Effect of Water Quality on Food Safety and Human Health
Yrd. Doç. Dr. Birce Mercanoğlu Taban
Gazi Üniversitesi, Sağlık Hizmetleri Meslek Yüksekokulu, 06830, Gölbaşı, Ankara
Günümüzde ekonomik büyüme ile artan insan nüfusu ve yaşama standardı, teknolojik açıdan rahatlık getirmiş olmakla beraber, su kirliliği gibi dünyamızı yaşanmaz duruma getirebilecek bir tehlikenin de ortaya çıkmasına sebep olmuştur.

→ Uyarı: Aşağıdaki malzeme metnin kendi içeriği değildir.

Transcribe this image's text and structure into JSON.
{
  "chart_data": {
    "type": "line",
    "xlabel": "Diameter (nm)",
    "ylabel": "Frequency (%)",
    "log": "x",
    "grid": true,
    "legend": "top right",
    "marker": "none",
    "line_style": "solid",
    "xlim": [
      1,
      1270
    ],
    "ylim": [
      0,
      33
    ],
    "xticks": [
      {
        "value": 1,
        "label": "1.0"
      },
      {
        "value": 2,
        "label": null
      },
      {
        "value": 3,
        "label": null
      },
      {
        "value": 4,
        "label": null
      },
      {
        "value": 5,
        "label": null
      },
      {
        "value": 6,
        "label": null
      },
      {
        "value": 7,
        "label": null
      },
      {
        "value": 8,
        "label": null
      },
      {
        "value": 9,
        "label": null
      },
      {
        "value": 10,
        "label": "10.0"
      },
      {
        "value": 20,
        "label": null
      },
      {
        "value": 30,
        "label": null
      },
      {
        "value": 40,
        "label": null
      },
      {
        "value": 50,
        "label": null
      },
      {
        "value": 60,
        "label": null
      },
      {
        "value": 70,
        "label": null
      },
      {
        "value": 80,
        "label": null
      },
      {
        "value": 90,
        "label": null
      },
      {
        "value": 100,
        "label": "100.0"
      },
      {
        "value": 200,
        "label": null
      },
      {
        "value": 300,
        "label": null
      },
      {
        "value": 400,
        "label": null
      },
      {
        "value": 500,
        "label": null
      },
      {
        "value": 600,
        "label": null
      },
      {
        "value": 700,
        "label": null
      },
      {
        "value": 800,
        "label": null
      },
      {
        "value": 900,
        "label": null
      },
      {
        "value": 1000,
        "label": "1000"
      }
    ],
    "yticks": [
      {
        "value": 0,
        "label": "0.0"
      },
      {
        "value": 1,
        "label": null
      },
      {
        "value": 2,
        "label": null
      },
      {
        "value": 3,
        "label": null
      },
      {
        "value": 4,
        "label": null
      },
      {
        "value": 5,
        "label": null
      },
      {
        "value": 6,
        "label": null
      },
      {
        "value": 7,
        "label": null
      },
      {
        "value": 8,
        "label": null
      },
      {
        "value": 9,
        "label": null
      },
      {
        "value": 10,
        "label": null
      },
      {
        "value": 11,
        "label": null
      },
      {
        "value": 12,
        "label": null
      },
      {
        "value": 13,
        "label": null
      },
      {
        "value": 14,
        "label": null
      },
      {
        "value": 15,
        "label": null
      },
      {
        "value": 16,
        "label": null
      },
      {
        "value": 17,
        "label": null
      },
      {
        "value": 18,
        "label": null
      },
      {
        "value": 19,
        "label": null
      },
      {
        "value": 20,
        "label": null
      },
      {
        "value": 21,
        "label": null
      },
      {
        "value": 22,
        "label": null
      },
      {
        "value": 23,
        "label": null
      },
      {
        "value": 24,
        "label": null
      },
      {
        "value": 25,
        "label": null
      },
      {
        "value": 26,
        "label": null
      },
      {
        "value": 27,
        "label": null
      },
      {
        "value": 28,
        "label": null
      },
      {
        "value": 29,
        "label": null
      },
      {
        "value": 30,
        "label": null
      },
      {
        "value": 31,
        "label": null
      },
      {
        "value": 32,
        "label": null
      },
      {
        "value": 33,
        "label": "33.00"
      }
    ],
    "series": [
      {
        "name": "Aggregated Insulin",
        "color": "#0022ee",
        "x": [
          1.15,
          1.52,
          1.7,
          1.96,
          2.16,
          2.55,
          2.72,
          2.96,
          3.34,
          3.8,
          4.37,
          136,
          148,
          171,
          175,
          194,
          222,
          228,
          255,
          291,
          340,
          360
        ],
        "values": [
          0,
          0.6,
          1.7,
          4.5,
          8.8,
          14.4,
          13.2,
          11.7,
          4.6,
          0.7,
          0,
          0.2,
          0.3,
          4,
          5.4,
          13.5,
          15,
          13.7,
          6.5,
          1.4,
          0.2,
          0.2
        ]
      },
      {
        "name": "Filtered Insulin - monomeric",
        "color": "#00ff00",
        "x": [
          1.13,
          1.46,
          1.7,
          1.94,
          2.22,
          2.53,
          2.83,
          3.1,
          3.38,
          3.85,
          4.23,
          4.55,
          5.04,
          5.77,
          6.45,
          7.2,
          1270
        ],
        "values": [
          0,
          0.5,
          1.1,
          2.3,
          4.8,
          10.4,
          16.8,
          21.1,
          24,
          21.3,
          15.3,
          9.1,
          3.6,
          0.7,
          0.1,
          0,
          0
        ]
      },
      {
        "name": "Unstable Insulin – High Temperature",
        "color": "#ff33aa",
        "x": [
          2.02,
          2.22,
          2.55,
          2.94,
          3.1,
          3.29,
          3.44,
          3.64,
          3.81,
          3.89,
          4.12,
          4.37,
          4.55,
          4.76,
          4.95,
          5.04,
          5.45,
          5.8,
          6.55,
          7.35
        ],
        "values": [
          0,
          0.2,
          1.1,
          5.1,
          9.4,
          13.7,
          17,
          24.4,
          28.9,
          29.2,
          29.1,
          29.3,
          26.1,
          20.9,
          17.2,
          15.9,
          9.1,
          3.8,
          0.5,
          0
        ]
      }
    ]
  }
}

Gelişmekte olan ülkelerde evsel ve endüstriyel atık suların yeterli arıtım işlemine tabi tutulmadan doğaya bırakılmaları ve bu kirli suların gerek tarımsal arazilerinin sulanmasında gerekse gıda endüstrisinde bilinçsizce kullanılmaları, insan sağlığını tehdit eden birçok gıda kaynaklı hastalığın ortaya çıkmasına neden olmuştur. Bu da su kalitesinin, gıda güvenliği ve insan sağlığına etkisinin önemini göstermektedir.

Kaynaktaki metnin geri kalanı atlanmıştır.